(Jamaica Observer) COMPILATION of the range of bank fee fluctuations that will inform a report to Parliament is currently underway. The report will include fees charged by financial institutions, including credit unions, as at October 31, 2013, within 60 days or by the end of 2013.
Brian Wynter, governor of the Bank of Jamaica (BOJ), declined to comment on whether banks increased fees to compensate for a fall in revenue due to the Government debt swap.
“I am not commenting on the fees, not right now,” said governor of the BOJ. “It’s a debate I am happy to have but not now. I am trying to avoid having a conversation through the media.”
The BOJ conducts an annual bank fee report, which started some three years earlier following a similar uproar over bank fees, Wynter recalled, adding that it is available on the central bank’s website.
The annual report offers fees up to year-end but Parliament wants a report on the fees for this ensuing calendar year.
Last week, the Economy Production Committee of Parliament, which is concerned about bank fees, put forward a motion requesting a report on the matter from the BOJ.
It also asked that the committee meet within 45 days to commence an evaluation of that report and make recommendations to the House on steps to regulate the fees which are currently market determined
“Currently the BOJ does not set prices,” said Wynter after a quarterly monetary press briefing held at the BOJ’s downtown Kingston headquarters. “Fees are prices, charges are prices, interest rates are prices.”
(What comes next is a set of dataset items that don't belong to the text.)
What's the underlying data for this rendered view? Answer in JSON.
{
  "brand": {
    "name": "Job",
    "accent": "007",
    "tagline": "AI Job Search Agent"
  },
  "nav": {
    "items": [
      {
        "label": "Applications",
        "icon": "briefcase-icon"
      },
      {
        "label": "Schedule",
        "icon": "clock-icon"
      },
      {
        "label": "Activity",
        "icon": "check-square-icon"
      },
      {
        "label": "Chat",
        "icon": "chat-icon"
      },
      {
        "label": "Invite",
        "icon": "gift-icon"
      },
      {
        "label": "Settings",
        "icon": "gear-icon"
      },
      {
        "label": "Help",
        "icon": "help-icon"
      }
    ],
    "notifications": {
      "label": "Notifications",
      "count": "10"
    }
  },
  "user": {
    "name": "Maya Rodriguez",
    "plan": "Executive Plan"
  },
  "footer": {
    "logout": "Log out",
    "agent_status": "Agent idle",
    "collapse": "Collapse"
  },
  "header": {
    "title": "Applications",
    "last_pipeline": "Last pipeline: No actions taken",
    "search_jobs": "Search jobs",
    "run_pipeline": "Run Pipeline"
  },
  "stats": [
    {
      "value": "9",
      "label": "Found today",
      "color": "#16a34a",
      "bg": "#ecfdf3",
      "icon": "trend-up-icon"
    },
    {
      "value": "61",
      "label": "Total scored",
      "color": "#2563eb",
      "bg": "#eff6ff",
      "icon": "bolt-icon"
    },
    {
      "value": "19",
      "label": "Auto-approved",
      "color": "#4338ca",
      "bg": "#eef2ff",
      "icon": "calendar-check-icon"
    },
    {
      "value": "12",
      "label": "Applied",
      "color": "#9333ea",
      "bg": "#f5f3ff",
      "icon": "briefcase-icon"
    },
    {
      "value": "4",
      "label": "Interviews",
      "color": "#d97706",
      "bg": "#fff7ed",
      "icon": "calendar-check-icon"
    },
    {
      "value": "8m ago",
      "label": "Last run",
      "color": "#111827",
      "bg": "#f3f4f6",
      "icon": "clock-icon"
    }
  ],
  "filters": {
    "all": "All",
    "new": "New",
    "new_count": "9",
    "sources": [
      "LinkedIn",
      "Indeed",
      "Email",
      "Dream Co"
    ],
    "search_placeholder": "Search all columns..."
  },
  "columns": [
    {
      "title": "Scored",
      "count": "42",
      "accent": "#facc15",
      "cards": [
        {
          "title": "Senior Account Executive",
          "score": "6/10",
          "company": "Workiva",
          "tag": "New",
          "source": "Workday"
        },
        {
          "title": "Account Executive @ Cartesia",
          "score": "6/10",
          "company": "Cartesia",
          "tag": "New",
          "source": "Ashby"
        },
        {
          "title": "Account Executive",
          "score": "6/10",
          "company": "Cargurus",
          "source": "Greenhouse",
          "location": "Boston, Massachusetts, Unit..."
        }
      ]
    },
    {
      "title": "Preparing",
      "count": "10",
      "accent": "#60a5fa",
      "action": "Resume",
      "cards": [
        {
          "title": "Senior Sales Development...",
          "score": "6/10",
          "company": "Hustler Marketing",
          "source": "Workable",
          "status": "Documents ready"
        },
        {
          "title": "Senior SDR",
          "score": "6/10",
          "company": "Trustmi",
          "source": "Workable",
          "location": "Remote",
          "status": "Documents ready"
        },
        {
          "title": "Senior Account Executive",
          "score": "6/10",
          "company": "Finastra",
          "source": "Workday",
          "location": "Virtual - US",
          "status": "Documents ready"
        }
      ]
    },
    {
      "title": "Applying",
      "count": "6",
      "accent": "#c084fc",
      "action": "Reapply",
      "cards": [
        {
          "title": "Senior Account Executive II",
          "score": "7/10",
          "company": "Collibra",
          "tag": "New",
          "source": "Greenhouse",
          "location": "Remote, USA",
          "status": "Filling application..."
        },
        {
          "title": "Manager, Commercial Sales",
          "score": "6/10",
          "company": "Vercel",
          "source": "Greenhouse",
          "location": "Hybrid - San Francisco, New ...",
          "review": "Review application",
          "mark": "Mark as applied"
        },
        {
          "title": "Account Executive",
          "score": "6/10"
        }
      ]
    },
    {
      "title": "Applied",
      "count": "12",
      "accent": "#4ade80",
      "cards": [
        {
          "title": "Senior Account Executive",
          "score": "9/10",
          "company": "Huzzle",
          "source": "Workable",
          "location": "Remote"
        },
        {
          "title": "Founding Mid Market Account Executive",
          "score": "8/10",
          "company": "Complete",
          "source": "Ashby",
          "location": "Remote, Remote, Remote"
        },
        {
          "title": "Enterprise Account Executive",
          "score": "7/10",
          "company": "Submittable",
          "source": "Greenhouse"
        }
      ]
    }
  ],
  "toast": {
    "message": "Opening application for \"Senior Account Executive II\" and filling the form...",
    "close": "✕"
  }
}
The Jamaica Bankers Association indicates on its website that fees are necessary to recover some of the operational costs associated with providing their services, which include staff, location, security, technology and back-office processing.
“Fees are also used by banks to discourage customers from using services that are relatively more expensive for the bank to provide than alternatives available,” it added.
In its latest quarterly review, the BOJ projected one per cent growth as the best possible outturn for the fiscal year.
The island recorded marginal growth in the September quarter which represented the growth for the first time in six quarters.
“However, domestic demand conditions are expected to remain relatively weak over the near term,” said Wynter.
The central bank is also projecting fiscal year inflation to fall within the target range of between 8.5 and 10.5 per cent.
“This forecast primarily reflects the impact of the recent increase in the tariff for water rates and seasonally higher prices for some domestic agriculture products,” said the central bank governor. “It is also expected that there will be some lagged pass-through of exchange rate depreciation to prices but in the context of continued weak demand.”